Now it's worth having a look at the company's fundamentals too, because that will help us determine if the long term shareholder return has matched the performance of the underlying business.
While the efficient markets hypothesis continues to be taught by some, it has been proven that markets are over-reactive dynamic systems, and investors are not always rational. By comparing earnings per share (EPS) and share price changes over time, we can get a feel for how investor attitudes to a company have morphed over time.
During the last year, Fulton Financial actually saw its earnings per share drop 3.9%.
Sometimes companies will sacrifice EPS in the short term for longer term gains; and in that case we may be able to find other positives. It makes sense to check some of the other fundamental data for an explanation of the share price rise.
For starters, we suspect the share price has been buoyed by the dividend, which was increased during the year. It could be that the company is reaching maturity and dividend investors are buying for the yield, pushing the price up in the process. Furthermore, the revenue growth of 3.5% probably also encouraged buyers.
The company's revenue and earnings (over time) are depicted in the image below (click to see the exact numbers).
It's probably worth noting that the CEO is paid less than the median at similar sized companies. It's always worth keeping an eye on CEO pay, but a more important question is whether the company will grow earnings throughout the years. This free report showing analyst forecasts should help you form a view on Fulton Financial
What About Dividends?
It is important to consider the total shareholder return, as well as the share price return, for any given stock. Whereas the share price return only reflects the change in the share price, the TSR includes the value of dividends (assuming they were reinvested) and the benefit of any discounted capital raising or spin-off. It's fair to say that the TSR gives a more complete picture for stocks that pay a dividend. As it happens, Fulton Financial's TSR for the last 1 year was 41%, which exceeds the share price return mentioned earlier. And there's no prize for guessing that the dividend payments largely explain the divergence!
A Different Perspective
It's good to see that Fulton Financial has rewarded shareholders with a total shareholder return of 41% in the last twelve months. That's including the dividend. Since the one-year TSR is better than the five-year TSR (the latter coming in at 5% per year), it would seem that the stock's performance has improved in recent times. Given the share price momentum remains strong, it might be worth taking a closer look at the stock, lest you miss an opportunity. It's always interesting to track share price performance over the longer term. But to understand Fulton Financial better, we need to consider many other factors.

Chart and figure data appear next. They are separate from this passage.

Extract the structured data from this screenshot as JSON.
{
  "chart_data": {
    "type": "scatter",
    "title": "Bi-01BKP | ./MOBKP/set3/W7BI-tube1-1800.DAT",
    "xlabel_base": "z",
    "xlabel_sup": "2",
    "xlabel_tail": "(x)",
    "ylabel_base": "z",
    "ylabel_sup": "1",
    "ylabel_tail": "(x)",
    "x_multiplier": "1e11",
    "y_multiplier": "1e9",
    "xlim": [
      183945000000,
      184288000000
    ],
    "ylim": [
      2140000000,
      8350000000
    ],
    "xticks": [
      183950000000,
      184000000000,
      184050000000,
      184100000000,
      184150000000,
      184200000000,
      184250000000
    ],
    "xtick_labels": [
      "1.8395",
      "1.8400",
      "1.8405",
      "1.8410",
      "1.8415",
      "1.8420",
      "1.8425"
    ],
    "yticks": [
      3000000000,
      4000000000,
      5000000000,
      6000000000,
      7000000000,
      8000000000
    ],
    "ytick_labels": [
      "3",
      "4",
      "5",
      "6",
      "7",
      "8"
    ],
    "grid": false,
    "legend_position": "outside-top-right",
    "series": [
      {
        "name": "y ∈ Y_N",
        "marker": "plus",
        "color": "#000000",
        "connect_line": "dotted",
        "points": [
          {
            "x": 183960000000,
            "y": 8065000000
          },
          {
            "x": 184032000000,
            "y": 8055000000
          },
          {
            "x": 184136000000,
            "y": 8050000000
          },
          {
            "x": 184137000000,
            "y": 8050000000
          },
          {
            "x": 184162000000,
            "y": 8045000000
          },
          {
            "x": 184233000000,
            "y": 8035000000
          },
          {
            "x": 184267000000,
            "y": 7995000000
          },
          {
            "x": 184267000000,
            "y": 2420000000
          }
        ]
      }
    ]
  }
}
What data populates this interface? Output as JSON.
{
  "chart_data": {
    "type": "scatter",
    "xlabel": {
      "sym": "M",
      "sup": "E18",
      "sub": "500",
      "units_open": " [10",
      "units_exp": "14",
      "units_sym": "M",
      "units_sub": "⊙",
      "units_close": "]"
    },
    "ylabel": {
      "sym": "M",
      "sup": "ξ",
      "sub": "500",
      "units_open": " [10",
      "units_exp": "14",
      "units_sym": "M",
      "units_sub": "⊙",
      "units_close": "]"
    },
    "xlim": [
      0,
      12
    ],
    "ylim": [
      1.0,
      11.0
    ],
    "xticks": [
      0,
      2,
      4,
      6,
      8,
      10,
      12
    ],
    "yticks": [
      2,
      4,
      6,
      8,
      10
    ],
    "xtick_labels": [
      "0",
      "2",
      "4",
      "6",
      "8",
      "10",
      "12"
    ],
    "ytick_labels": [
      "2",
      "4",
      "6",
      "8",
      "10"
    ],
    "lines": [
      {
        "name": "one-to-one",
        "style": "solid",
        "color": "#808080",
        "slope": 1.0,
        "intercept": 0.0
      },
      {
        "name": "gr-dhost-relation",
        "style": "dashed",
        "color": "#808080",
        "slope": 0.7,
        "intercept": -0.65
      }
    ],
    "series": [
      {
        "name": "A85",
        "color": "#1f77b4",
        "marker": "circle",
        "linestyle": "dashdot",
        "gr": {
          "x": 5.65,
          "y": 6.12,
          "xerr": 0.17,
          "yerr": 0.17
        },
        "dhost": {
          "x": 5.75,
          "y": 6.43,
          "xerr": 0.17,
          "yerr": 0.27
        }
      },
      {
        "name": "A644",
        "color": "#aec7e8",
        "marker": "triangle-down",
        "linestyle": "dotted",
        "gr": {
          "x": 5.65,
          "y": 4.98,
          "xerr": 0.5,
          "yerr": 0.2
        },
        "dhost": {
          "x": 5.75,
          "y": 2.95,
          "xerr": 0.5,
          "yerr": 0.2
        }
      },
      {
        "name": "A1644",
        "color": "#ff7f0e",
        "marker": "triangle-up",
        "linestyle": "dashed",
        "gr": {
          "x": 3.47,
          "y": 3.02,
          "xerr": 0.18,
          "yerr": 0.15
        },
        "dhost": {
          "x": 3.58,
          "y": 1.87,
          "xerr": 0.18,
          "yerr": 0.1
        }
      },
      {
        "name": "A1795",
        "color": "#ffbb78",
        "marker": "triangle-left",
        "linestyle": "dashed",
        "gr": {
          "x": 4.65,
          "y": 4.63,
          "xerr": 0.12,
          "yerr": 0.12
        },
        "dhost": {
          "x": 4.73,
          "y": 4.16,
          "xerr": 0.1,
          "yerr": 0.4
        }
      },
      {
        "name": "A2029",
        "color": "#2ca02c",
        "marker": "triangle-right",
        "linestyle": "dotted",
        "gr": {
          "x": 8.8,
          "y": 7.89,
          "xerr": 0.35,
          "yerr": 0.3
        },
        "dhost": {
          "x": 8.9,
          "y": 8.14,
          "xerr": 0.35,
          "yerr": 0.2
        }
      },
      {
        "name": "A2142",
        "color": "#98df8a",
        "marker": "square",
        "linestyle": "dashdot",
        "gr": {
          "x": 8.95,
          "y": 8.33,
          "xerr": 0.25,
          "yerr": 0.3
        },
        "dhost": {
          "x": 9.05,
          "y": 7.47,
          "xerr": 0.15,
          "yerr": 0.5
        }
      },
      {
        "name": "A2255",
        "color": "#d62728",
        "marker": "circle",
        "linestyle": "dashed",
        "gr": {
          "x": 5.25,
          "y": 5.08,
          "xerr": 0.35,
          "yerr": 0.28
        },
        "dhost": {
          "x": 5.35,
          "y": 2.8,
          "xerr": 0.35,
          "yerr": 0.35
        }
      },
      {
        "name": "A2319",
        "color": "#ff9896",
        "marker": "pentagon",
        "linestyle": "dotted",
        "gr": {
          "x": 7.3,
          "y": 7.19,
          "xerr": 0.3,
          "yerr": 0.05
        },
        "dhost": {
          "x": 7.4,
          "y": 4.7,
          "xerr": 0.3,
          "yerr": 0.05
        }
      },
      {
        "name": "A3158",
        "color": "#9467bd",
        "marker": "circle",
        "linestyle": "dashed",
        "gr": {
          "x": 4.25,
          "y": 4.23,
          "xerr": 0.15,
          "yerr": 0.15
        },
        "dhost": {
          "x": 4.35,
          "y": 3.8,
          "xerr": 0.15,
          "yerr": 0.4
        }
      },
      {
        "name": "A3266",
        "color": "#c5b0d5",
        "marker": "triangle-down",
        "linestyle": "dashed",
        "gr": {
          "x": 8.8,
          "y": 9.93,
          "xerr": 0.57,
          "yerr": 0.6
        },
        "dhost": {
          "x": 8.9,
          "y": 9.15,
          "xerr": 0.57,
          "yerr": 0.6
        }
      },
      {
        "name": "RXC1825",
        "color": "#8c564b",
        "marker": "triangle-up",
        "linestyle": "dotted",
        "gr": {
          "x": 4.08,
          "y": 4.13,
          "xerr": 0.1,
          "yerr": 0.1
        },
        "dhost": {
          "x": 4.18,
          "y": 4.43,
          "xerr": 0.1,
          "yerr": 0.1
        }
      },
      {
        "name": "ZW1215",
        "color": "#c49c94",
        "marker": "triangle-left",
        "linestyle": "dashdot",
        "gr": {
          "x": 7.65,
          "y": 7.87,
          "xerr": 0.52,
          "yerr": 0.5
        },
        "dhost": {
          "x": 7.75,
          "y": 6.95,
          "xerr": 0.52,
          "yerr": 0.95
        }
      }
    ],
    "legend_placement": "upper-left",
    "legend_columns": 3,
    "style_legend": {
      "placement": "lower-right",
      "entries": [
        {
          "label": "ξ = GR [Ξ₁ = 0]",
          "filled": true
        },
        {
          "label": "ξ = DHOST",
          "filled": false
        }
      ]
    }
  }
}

Of course, you might find a fantastic investment by looking elsewhere. So take a peek at this free list of companies we expect will grow earnings.
Please note, the market returns quoted in this article reflect the market weighted average returns of stocks that currently trade on American exchanges.
This article by Simply Wall St is general in nature. We provide commentary based on historical data and analyst forecasts only using an unbiased methodology and our articles are not intended to be financial advice. It does not constitute a recommendation to buy or sell any stock, and does not take account of your objectives, or your financial situation. We aim to bring you long-term focused analysis driven by fundamental data. Note that our analysis may not factor in the latest price-sensitive company announcements or qualitative material. Simply Wall St has no position in any stocks mentioned.